Danger Zone

Yesterday was full of sunshine, so we started the day with an easy hike from Port Maurelle, our anchorage, to the neighboring beach. Everything was birdsongs and piglets until Dominic came to a dead halt, seeing a four inch spider skitter across his field of vision, just inches from his face. Its web, woven with electric orange thread the thickness of high-test fishing line, stretched across the path in front of our noses.

It was terrifying. My response was more visceral and gut wrenching than that garnered by any shark or eel. I gasped and hollered and wretched and fumed (how could any benevolent universe create such a horror?), I still shudder when I think about it, and Dominic took a few photos.

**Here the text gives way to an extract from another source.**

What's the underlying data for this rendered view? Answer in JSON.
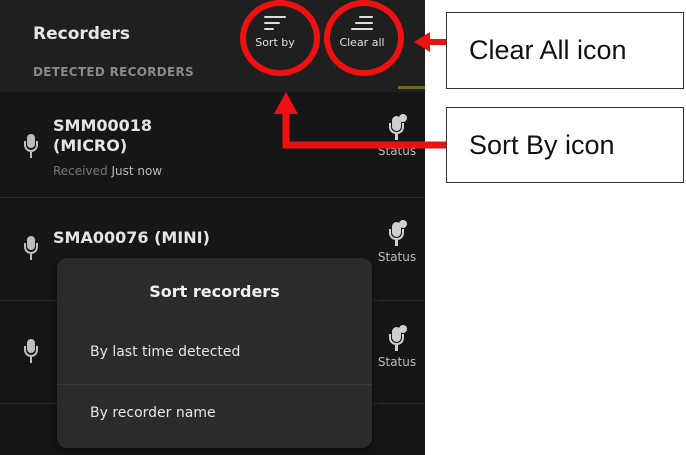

We saw three more swinging on flag-sized webs along the well trodden path, one poised to drop down the back of any walker’s unsuspecting neck, and ominous eight-legged forms etched between far off branches. The walk had much else to offer: fantastic birds, oodles of little piglets, butterflies galore, a glorious beach, but I’m glad I made it out without falling victim to a gargantuan arachnid.

Spiders haven’t been the only dangers in these parts. We don’t have complete information, but heard on the VHF this morning about the earthquake in Chile that sent waves throughout the Pacific; they were reported to be four inches when they reached Tonga, and the community had been keeping tsunami watch all night. We didn’t notice a thing, and most likely wouldn’t have even if the waves had been larger as our location is so well protected, but the news still feels like an unnerving reminder of the powers of mother nature. Also scary were the reports of a local fisherman rescued off the northeast coast of Vava’u this morning. His vessel seemed to be lost, he presumably swam to shore and was being transported by a sailing vessel to the dock, and the ambulance was on its way. It made for a concerning morning on the net, but the island seemed to have efficient emergency procedures underway.

Wild times! We’re doing our best to balance the frazzled energy—spiders, tsunamis, and life-or-death swims toward jagged rocks at night—by being as relaxed as possible on this rainy day. We’ve had a leisurely brunch, there’s some restorative yoga in the forecast, maybe we’ll head back to Neiafu to go to a friend’s birthday party tonight, or maybe not.